ADVANTAGEOUS EFFECTS OF INVENTION

The present invention can exhibit at least 1 or more effects of suppression of reduction in expression of the CD39 gene, increase in expression of the CD39 gene, suppression of skin response by external stimuli, and suppression of skin immune response.

Drawings

FIG. 1 is a bar graph showing that in the case (T) where testosterone was applied to cultured mononuclear cells, a decrease in the expression of the CD39 gene was observed as compared with the control (noT), and on the other hand, in the case (+ GA) where CM-glucan (G) and Polyoxyethylene (POE) 14/polyoxypropylene (POP)7 random copolymer dimethyl ether (A) were previously applied, a decrease in the expression of the CD39 gene was suppressed.

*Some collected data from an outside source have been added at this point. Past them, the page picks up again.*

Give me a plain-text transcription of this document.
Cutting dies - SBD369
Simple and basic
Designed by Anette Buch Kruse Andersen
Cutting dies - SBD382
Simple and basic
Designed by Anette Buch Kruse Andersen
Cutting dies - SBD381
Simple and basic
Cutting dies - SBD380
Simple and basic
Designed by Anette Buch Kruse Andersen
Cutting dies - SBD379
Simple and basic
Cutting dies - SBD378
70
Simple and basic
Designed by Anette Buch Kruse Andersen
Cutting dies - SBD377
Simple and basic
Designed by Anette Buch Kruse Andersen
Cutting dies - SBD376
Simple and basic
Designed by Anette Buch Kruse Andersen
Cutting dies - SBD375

FIG. 1 is a bar graph further showing that the expression of CD39 gene was increased in the case of using camellia extract (flower: F, leaf: L) (+ GA + FL) in addition to CM-glucan (G) and Polyoxyethylene (POE) 14/polyoxypropylene (POP)7 random copolymer dimethyl ether (A).

Detailed Description

The present invention relates to an inhibitor of reduction of expression of CD39 gene, a sedative agent for external skin irritation response, and a sedative agent for skin immune response, which comprise 3 components consisting of carboxymethyl- β -glucan or a salt thereof, Polyoxyethylene (POE)/polyoxypropylene (POP) random copolymer dimethyl ether, and camellia extract.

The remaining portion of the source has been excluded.